The Grawemeyer Award, worth $200,000, is awarded annually by the University of Louisville for a work that makes an outstanding contribution to the field of musical composition. The prize announcement describes Höller’s Sphären as “magnificently scored, using a large orchestra to generate colours ranging from the most delicate to the most overwhelming. [It] grips you viscerally from the first bars and never lets up.It is the first time a German composer receives the Grawemeyer Award for music composition.
Sphären, chosen for the award from 136 entries worldwide, was commissioned by West German Radio and premiered in 2008 by the WDR Symphony Orchestra in Cologne. The six-movement, 40-minute piece was inspired by literature, music of the past and the elements of air, water, earth and fire from Greek philosophy. Höller composed the work over a period of five years, dedicating the last movement “with love and gratitude” to his wife, Ursula, who died in 2006. Sphären is scheduled to be commercially released on CD in April 2010 by NEOS in Germany.
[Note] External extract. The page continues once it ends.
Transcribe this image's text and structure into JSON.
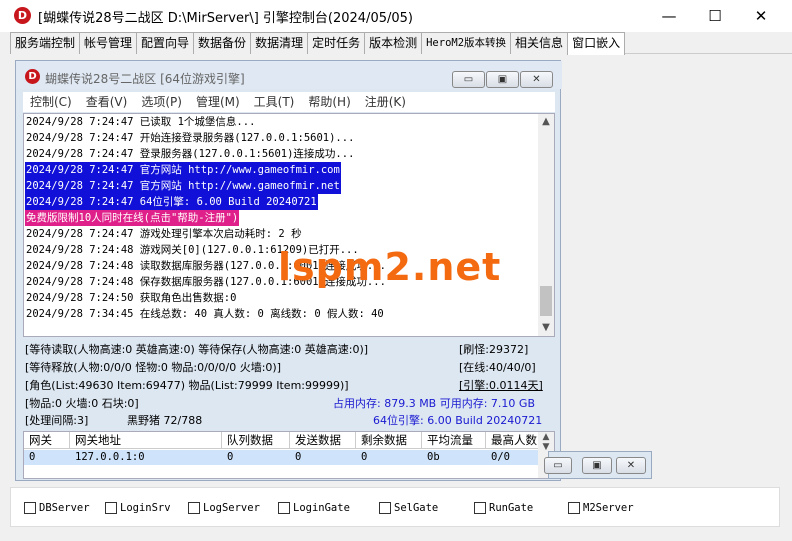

York Höller, who signed with Boosey & Hawkes in 1983, is professor emeritus of music composition at the Cologne University of Music. He is renowned for pioneering work at fusing together live and electronic sounds and for his imaginative instrumentation, qualities which have attracted leading interpreters including Pierre Boulez and Daniel Barenboim. His compositions often incorporate references to romanticism and French-influenced orchestration along with modernist techniques, and range from chamber works to The Master and Margarita, his opera based on the novel by Bulgakov, premiered at the Paris Opéra in 1989.